For years, entering Beaver Stadium on game day was relatively easy. A student swiped his or her ID card, received a paper ticket and gained entrance into the stadium.
However, Penn State's new mobile ticketing system requires students to access their tickets through an app on their phones — and many aren't happy about it.
As thousands of students crowded at Gate A to enter Beaver Stadium on Aug. 31, many expressed frustrations with the new system. Some struggled to load the app on their phones, standing outside ticketing booths as they attempted to access their tickets.
"I don't know why we had to change it, when using your ID worked anyway," Liz Druschel said as she tried to access her ticket next to a booth. A line of students shuffled passed her, gaining entrance into the stadium.
Druschel (junior-biology) said her phone had no service and the Penn State Athletics app wouldn't load. Additionally, she was having difficulty resetting her password — an extra step some students have to take to access their tickets in the app.
While a public WiFi network — PSU Fan — was available for students to use, many students' phones either would not connect or would not stay connected to the network.
As she attempted to access her tickets, Druschel used her friend Chenchen Yuan's hotspot. Yuan (junior-chemical engineering) was able to access her ticket through Apple Wallet, but also expressed frustration with the new system.
"I just don't know why they changed it," Yuan said. "They fixed something that wasn't broken."
To access their tickets, students must first download the Penn State Athletics app, and then sign in with the account they created with Penn State Student Account Manager.

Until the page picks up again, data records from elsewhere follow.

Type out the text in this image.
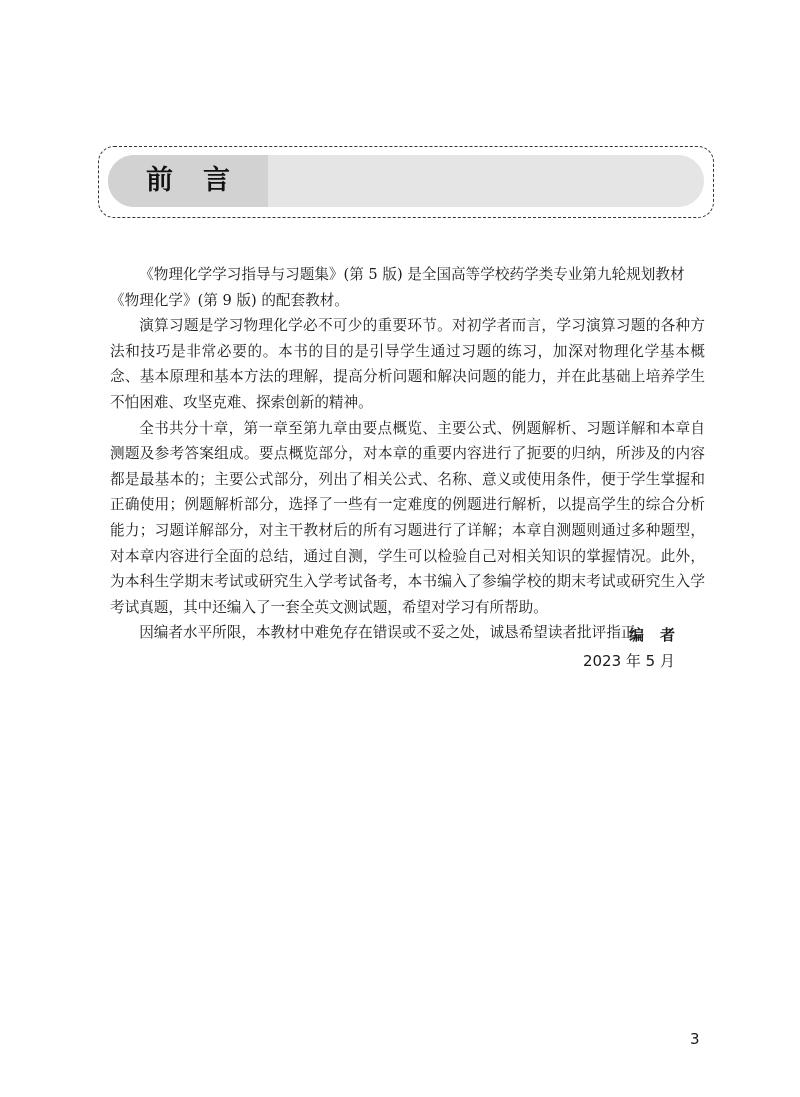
前言

《物理化学学习指导与习题集》(第 5 版) 是全国高等学校药学类专业第九轮规划教材

《物理化学》(第 9 版) 的配套教材。

演算习题是学习物理化学必不可少的重要环节。对初学者而言，学习演算习题的各种方法和技巧是非常必要的。本书的目的是引导学生通过习题的练习，加深对物理化学基本概念、基本原理和基本方法的理解，提高分析问题和解决问题的能力，并在此基础上培养学生不怕困难、攻坚克难、探索创新的精神。

全书共分十章，第一章至第九章由要点概览、主要公式、例题解析、习题详解和本章自测题及参考答案组成。要点概览部分，对本章的重要内容进行了扼要的归纳，所涉及的内容都是最基本的；主要公式部分，列出了相关公式、名称、意义或使用条件，便于学生掌握和正确使用；例题解析部分，选择了一些有一定难度的例题进行解析，以提高学生的综合分析能力；习题详解部分，对主干教材后的所有习题进行了详解；本章自测题则通过多种题型，对本章内容进行全面的总结，通过自测，学生可以检验自己对相关知识的掌握情况。此外，为本科生学期末考试或研究生入学考试备考，本书编入了参编学校的期末考试或研究生入学考试真题，其中还编入了一套全英文测试题，希望对学习有所帮助。

因编者水平所限，本教材中难免存在错误或不妥之处，诚恳希望读者批评指正。

编者
2023 年 5 月
3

If it's a student's first-time logging into their account, they then must reset their password.
After this, students must select the game they wish to view tickets for and view this game's barcode. The barcode is then scanned at the ticketing booths. Students are unable to take a screenshot of the barcode.
Penn State "highly encourages" Apple users to add tickets to their Apple Wallet.
After a student successfully scans their ticket's barcode at the booth, they are given a paper ticket.
Over the course of 17 days, Penn State Athletics sent four emails to students' Penn State email accounts instructing them how to access their tickets.
However, some students don't regularly check their Penn State email accounts. Others receive so many emails on their accounts, the instructions could have been lost in the shuffle. Others simply might not have bothered to read the email.
Inevitably, some students who did not review the process beforehand were left confused Saturday afternoon. And others — who did download the app and log in to their account before the game — still experienced issues. An overhead speaker explained instructions to students as they entered Gate A.
Students previously entered Beaver Stadium in a one-step process — they swiped their Penn State Student ID card at the gate and received a paper ticket.
"I wish they would switch back [to the old system], or make [the new system] a lot more user friendly," Drushel said. "Right now, it's way more work than it's worth."
Trevor Wilson said he was also frustrated by the new system — describing it as "awful."
In fact, Wilson (freshman-biomedical engineering) said he was unable to access his ticket through the app and had to use his student ID to enter Beaver Stadium.
Jaden Hannings (freshman-secondary education), who attended the game with Wilson, described the whole ticketing process as "hectic" and "not very organized."
Sarah Winter used Apple Wallet to access her ticket, and did not experience issues entering Beaver Stadium. However, while she said she didn't mind the mobile system, she did point out potential problems with it.
"There is that possibility of, 'What if I run out of battery?' And then you can't get into the game," Winter (freshman-astronomy) said.
To combat this potential problem, Penn State placed charging stations outside of Beaver Stadium to accommodate fans low on battery. The stations did not appear to be overly utilized, even as masses of students made their way to Gate A.
Another major change to the ticketing system prevents students from selling their tickets through TicketMaster. In past years, students could sell their tickets for a maximum of $60 through Penn State's student ticket exchange portal.
Now, students can only transfer tickets to other students — meaning if a student wants to sell one of their tickets, they must find a buyer and make the exchange themselves.
Students like Druschel and Yuan were not aware of this change. Penn State Athletics did not directly notify students about the change through email.
Looking to the next football season, many students hope to see a change in the ticketing process.
"I think we should put the ticket on the ID itself," Wilson, a freshman, said — not realizing that's how the process used to work.